It is virtually impossible to exist nowadays without at least one bank account. Indeed, according to the U.S. Federal Reserve, more than 80% of American adults keep their money in banks. This makes sense, as keeping cash can be quite risky.
If you have a bank account, you expect your money to be available for you to use when you need it. However, having unpaid tax debt can endanger your bank accounts. In fact, the Internal Revenue Service can levy your bank account to pay your tax bill.
What is an IRS levy?
According to the IRS, a levy gives the IRS the legal right to take your property to resolve your tax debt. Just as the IRS may levy your personal property, vehicle and real estate, the agency can go after your bank accounts.
How does a bank account levy work?
If the IRS levies your bank account, your financial institution freezes the assets in it. You then have 21 days to reach out to the IRS to pay your tax debt or dispute the levy. After that time, your bank delivers your money to the IRS to satisfy your tax debt. Your bank also might charge you a service fee for processing the levy.

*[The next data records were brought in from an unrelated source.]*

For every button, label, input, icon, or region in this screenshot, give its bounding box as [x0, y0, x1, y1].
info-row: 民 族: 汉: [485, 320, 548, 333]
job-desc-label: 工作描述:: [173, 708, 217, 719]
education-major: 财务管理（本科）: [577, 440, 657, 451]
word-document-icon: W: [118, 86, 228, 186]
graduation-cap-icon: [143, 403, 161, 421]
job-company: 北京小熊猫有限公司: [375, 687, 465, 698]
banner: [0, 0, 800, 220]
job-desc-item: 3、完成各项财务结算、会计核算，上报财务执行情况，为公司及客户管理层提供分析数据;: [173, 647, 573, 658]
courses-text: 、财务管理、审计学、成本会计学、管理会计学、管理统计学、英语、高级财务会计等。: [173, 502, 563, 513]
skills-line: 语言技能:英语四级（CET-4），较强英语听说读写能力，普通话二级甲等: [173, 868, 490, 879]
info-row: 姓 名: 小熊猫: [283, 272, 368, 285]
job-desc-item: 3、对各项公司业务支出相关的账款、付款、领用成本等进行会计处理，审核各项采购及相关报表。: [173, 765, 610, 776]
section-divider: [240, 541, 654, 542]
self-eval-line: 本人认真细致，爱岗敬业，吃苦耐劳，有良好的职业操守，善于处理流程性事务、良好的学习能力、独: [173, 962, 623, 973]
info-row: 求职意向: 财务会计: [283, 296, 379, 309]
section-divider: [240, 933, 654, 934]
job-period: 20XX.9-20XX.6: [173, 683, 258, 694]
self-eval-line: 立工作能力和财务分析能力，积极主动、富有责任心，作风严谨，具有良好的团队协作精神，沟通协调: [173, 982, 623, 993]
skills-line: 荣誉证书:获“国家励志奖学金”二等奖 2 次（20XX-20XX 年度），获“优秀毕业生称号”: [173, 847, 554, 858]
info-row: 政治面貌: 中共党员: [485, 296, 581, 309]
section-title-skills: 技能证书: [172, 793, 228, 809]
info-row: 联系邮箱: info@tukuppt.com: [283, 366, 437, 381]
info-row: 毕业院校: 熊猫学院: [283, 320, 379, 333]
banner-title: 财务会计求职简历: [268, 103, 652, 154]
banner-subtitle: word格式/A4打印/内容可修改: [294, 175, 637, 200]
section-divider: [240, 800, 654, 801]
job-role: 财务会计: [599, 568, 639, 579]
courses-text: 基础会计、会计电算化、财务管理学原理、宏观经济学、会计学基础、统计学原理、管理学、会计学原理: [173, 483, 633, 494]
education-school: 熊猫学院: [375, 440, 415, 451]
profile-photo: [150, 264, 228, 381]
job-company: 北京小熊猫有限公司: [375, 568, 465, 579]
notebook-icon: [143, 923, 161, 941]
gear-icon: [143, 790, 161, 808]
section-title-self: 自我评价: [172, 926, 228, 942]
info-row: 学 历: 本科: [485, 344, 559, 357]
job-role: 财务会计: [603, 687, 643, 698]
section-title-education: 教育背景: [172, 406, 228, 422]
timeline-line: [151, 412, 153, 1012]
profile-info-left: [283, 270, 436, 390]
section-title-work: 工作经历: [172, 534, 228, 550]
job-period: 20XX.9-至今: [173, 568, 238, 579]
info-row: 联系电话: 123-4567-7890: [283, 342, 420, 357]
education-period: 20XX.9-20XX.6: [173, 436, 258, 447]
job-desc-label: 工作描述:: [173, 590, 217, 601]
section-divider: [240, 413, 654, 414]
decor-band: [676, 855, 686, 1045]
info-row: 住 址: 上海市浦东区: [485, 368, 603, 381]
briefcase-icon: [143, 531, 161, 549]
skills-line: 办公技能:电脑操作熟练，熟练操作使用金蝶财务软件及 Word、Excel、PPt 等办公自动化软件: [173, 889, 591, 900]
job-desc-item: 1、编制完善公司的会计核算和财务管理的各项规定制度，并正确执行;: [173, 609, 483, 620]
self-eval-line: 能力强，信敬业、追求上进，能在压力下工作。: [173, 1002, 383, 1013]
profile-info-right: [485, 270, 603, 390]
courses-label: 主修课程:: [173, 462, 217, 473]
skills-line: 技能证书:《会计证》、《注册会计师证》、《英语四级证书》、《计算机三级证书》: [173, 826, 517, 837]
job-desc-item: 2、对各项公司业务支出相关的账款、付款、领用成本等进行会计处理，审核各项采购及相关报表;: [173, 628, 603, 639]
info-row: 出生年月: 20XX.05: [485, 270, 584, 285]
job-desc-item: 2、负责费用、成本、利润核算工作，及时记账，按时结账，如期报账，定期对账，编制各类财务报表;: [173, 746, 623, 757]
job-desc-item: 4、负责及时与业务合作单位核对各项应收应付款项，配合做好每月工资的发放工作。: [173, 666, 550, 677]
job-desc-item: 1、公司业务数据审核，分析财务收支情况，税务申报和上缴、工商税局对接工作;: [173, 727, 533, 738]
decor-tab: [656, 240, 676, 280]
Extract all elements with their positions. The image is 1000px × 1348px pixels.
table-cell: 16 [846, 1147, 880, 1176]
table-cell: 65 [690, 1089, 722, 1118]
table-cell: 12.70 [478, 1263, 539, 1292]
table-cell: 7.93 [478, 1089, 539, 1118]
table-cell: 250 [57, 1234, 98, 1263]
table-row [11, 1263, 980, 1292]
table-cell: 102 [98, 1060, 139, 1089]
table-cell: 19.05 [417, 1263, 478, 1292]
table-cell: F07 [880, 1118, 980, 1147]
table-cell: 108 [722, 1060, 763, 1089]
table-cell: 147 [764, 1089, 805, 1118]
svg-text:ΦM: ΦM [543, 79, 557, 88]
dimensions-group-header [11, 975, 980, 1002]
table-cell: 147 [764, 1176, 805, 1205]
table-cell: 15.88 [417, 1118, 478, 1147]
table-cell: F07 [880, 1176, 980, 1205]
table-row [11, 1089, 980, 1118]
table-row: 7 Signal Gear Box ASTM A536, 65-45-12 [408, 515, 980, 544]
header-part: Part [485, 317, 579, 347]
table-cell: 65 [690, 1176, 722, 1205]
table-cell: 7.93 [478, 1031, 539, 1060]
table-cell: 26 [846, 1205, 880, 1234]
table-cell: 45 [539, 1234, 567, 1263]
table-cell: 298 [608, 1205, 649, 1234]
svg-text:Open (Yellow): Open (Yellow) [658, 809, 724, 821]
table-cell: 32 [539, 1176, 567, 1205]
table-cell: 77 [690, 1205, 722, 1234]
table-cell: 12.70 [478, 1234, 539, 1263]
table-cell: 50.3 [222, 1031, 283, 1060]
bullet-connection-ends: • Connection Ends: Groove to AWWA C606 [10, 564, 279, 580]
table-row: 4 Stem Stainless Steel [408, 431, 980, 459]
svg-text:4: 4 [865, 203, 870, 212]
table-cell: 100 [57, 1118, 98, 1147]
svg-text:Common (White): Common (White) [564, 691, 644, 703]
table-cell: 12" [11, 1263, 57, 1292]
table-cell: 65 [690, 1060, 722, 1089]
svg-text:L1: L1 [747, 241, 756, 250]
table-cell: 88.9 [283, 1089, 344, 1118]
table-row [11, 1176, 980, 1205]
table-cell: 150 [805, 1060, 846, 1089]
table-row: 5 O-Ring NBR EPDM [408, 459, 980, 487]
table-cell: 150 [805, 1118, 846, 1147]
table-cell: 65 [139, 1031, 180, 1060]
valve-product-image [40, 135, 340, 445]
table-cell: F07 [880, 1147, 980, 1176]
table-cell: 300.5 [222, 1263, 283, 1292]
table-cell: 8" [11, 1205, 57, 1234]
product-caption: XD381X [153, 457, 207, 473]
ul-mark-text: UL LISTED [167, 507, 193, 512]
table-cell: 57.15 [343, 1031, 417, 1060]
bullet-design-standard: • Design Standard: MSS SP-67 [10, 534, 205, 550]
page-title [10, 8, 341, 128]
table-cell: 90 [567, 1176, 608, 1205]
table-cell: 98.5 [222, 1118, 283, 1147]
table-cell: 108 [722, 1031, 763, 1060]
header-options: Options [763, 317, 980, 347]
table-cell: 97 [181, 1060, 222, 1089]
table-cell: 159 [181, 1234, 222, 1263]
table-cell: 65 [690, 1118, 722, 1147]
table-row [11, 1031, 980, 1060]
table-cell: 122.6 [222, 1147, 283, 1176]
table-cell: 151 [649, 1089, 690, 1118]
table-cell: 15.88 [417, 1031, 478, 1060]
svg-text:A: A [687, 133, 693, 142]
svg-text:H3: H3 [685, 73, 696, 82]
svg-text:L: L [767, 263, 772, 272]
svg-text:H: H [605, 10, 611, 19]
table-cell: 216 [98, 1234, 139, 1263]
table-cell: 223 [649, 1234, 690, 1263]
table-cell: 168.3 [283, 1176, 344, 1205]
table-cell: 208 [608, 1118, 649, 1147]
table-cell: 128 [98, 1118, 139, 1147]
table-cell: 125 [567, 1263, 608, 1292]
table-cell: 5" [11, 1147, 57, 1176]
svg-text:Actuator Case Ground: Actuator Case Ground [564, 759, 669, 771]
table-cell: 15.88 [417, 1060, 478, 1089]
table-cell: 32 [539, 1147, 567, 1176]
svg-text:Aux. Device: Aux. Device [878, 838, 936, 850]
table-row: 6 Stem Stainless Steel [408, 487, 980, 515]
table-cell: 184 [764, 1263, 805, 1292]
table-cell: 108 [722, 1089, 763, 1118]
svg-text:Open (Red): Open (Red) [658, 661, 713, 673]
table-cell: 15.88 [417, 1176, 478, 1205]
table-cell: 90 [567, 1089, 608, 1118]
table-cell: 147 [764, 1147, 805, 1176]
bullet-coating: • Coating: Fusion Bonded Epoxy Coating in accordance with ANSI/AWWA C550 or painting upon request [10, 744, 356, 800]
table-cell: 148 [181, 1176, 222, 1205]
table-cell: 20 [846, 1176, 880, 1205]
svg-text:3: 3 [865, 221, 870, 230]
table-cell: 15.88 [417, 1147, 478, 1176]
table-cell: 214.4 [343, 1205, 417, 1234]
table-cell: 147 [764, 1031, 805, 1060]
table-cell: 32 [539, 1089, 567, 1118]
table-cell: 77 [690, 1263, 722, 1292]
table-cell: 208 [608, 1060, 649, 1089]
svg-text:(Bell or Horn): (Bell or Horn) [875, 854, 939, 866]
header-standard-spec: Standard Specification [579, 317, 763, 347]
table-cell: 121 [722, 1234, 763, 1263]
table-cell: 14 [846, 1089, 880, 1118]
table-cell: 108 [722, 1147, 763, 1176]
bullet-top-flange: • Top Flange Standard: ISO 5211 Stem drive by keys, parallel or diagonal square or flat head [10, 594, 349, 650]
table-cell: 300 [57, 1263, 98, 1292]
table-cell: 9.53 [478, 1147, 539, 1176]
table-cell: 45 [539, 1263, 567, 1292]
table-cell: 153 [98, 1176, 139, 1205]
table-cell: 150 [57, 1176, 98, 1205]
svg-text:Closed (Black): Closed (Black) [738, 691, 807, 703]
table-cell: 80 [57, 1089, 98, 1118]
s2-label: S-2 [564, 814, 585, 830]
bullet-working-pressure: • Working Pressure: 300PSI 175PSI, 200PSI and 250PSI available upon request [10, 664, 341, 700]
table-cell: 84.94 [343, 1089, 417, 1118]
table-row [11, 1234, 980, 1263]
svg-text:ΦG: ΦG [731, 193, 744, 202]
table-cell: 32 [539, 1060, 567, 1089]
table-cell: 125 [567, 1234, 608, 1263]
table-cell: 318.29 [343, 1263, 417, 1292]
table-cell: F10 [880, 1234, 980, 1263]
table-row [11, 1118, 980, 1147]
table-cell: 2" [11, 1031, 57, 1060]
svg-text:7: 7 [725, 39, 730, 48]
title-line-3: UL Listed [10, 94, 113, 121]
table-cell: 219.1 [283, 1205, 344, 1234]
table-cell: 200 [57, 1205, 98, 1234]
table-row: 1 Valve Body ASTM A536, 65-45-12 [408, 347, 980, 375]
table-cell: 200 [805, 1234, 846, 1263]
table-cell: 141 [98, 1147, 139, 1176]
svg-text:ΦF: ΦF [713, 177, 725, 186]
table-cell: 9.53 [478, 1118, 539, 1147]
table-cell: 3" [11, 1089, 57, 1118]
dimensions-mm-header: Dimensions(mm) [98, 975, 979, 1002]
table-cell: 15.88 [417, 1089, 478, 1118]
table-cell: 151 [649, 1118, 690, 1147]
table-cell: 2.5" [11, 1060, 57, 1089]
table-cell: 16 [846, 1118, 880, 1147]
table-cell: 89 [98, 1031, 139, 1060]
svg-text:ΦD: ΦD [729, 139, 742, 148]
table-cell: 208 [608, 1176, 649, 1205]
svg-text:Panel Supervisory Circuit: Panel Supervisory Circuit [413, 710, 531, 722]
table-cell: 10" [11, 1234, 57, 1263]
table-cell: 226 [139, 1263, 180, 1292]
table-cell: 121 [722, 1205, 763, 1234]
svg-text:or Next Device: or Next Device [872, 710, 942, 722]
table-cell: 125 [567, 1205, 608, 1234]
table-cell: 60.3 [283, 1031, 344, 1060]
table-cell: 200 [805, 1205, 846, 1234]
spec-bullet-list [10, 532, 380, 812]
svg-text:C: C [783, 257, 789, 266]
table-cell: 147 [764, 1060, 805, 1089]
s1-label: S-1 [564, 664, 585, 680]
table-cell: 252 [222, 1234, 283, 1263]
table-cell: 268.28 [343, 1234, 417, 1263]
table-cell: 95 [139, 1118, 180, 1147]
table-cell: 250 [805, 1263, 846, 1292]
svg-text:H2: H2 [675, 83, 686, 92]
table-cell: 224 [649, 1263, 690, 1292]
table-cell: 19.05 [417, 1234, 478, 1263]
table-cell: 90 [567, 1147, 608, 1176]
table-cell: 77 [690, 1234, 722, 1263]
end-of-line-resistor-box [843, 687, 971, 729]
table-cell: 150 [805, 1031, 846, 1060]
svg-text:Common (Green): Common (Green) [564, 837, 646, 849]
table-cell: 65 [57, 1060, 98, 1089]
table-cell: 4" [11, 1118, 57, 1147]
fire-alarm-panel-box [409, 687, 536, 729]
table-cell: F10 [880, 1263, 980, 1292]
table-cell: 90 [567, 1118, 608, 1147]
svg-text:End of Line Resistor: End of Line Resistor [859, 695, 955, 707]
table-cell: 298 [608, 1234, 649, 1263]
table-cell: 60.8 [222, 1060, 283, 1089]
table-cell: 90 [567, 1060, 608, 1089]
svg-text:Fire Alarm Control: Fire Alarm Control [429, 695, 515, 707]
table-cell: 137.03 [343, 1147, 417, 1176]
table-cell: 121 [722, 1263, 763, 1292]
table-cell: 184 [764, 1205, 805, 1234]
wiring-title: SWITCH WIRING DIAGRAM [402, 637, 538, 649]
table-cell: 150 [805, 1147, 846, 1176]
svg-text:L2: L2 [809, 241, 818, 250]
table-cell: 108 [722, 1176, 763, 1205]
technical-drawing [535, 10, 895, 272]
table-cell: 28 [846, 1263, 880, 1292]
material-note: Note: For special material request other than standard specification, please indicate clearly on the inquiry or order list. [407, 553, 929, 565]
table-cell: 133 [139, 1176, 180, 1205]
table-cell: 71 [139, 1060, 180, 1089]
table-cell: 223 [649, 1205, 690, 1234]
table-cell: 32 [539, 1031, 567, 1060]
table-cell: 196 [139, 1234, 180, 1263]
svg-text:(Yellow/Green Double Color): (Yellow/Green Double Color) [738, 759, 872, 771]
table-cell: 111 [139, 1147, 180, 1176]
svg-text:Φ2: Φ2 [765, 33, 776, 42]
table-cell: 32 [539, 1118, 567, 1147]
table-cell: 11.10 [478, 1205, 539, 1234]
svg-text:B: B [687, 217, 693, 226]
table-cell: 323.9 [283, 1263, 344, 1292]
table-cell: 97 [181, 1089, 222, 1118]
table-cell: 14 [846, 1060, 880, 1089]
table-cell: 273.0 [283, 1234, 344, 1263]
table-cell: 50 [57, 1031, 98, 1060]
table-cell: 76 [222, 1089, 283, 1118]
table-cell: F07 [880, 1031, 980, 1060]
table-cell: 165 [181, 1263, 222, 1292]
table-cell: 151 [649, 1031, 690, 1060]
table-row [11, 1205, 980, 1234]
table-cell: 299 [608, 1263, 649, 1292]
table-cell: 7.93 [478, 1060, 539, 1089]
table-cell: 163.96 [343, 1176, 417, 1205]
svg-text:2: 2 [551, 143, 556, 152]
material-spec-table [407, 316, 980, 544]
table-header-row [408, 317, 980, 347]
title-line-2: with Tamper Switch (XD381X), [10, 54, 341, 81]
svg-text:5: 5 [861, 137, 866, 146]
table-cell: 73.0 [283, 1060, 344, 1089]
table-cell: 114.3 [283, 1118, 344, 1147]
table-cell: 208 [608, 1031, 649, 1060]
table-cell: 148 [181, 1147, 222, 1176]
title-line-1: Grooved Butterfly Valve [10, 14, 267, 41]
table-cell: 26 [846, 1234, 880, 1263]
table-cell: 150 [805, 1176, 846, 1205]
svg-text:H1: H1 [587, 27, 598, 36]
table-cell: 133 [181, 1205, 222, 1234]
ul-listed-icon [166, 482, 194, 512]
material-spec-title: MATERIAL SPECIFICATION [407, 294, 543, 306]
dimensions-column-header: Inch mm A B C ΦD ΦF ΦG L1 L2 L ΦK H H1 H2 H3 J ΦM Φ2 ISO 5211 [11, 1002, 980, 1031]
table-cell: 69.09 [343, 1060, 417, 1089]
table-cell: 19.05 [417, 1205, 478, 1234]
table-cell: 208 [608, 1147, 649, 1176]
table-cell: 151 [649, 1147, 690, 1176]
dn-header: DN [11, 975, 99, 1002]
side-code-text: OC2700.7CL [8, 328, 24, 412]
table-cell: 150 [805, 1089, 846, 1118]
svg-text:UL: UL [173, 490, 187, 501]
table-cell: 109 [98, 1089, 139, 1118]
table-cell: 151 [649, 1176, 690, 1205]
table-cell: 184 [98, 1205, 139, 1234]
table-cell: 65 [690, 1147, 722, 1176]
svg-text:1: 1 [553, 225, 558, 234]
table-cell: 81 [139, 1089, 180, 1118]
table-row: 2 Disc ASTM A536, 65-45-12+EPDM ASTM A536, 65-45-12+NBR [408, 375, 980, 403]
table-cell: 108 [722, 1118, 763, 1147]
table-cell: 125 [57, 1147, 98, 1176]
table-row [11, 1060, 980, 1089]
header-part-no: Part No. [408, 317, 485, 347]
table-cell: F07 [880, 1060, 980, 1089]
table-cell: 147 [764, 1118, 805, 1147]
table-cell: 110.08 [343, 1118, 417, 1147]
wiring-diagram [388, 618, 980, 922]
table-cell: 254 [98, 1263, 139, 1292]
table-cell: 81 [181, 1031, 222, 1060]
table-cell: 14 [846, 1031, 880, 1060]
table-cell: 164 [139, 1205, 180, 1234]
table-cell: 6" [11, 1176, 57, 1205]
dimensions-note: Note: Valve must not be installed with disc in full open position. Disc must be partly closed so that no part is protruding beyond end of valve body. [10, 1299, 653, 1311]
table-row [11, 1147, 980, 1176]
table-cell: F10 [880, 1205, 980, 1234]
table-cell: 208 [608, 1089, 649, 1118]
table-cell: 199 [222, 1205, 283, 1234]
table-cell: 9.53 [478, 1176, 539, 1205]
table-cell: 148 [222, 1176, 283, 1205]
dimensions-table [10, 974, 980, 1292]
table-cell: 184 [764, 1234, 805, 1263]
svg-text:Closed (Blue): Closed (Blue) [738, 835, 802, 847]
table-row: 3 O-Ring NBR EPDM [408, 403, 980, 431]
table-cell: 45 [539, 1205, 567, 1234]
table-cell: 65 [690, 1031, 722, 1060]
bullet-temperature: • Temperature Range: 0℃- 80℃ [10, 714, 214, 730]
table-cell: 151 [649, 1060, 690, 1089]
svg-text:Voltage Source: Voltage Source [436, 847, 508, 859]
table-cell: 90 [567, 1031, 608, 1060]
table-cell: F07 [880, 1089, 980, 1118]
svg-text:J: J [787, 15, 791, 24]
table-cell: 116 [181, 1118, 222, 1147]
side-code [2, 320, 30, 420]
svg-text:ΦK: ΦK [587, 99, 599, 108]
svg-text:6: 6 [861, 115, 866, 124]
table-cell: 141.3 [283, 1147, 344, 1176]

How can you avoid a bank levy?
The most effective way to prevent a bank levy is to file timely returns and pay your taxes. If you are unable to pay, it may make sense to contact the IRS to discuss your options. Ultimately, though, because of the potentially catastrophic consequences of having the IRS levy your bank accounts, it is advisable to pay close attention to any tax-related correspondence you receive.